I was right: it was so much fun. No, I am lying. Nobody spoke to me the entire four-course ordeal! Not one word. The hours dragged by. So I just kept tossing back (white) wine. How the hell did people get through dinner parties? It was the first time I ever sat alongside industry ballers at a fancy table and tried to will a plate of gnocchi to turn into cocaine—but it certainly wouldn’t be my last.
* * *
I stayed at Nylon a full year. On my twenty-second birthday, on September 10, Jessica and Anne McNally—the Vanity Fair fashion director—took me and Alex to the Cartier Mansion on Fifth Avenue. It was a New York Fashion Week party for the “It” boy designer Zac Posen. There was a crazy-long line of people trying to get in, but the publicists practically fell all over themselves to open the velvet rope for our group. Then we waited by the door as Anne hit the red carpet and posed for the throng of paparazzi. She looked ravishing with her thick bangs, black jersey dress, and hefty jeweled necklace. Jessica was so lucky.

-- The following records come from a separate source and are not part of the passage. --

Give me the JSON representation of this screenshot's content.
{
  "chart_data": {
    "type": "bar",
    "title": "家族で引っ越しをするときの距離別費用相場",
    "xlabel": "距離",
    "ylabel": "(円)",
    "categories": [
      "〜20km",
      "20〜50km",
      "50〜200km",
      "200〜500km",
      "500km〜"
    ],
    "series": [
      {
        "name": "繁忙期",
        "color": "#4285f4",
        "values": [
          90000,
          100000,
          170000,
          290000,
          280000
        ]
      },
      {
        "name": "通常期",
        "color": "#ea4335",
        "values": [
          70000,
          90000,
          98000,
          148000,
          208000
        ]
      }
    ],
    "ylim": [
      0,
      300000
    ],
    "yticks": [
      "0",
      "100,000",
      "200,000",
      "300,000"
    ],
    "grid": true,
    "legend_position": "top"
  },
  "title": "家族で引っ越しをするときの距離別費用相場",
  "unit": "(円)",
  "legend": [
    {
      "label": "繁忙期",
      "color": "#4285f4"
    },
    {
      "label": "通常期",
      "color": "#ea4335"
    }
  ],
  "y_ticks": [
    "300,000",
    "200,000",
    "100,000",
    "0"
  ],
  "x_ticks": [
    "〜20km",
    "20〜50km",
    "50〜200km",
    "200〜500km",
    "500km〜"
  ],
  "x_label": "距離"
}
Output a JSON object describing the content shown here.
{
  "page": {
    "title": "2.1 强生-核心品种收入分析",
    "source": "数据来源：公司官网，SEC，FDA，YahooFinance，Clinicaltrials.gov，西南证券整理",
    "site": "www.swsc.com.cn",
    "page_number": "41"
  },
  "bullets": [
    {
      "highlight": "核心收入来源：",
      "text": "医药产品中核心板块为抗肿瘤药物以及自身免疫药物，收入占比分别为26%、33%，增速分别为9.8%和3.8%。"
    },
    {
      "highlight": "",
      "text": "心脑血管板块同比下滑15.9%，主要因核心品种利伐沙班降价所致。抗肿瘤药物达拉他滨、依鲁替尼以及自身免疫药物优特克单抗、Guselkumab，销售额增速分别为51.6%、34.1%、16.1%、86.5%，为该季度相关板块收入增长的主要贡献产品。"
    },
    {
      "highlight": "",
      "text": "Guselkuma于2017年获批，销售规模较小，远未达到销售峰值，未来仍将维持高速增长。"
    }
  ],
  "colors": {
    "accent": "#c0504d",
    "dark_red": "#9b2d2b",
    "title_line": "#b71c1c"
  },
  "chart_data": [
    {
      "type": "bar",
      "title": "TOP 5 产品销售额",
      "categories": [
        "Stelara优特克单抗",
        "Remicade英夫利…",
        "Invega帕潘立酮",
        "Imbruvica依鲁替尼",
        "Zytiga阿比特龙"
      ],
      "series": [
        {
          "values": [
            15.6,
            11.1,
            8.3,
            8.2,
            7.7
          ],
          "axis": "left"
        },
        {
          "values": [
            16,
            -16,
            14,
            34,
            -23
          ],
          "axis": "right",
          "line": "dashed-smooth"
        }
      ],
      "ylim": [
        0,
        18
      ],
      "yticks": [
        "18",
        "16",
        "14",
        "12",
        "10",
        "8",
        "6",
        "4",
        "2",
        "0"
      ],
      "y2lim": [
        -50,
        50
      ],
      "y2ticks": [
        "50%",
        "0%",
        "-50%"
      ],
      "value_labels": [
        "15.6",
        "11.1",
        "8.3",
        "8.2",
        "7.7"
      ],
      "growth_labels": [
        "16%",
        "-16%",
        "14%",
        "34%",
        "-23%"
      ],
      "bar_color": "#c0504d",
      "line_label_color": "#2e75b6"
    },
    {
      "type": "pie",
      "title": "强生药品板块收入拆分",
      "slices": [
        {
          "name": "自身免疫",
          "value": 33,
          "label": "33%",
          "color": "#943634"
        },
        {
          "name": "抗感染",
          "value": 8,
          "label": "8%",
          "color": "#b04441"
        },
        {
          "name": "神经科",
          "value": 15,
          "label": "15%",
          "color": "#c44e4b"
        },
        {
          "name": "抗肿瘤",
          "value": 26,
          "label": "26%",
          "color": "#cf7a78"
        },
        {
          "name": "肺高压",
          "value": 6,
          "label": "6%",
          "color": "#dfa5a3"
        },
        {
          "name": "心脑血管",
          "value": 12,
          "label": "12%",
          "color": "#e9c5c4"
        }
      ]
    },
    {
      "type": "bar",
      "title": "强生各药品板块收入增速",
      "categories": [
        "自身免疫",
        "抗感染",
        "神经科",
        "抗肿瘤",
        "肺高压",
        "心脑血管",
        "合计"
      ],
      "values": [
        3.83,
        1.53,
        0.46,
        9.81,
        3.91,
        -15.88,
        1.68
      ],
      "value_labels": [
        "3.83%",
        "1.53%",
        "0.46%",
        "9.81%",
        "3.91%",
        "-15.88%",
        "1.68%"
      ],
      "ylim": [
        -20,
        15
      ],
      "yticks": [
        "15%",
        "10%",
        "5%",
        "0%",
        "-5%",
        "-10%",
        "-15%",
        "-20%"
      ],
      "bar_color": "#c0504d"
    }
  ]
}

We went inside the Cartier Mansion. Right away, a waiter in a tuxedo walked by and handed me a glass of champagne off a silver tray. Hooray! I was midswig when Puff Daddy (him again!) bumped into me, truly; he’s lucky I didn’t spill on him. Right behind him was a shrimpy, coked-up-looking movie actor—I guess I won’t name him—who sort of hounded me all night, even though I was with Alex. He tried to follow me into the bathroom! And he kept grabbing my arm and ordering me to go to Bungalow with him, and making Lothario eyes at me from across the room. Alex saw this, and—because he and I happened to get separated that night—he and the Fat Jew still to this day say I slept with the movie star. So I’d like to state once and for all that I did not have sex with him!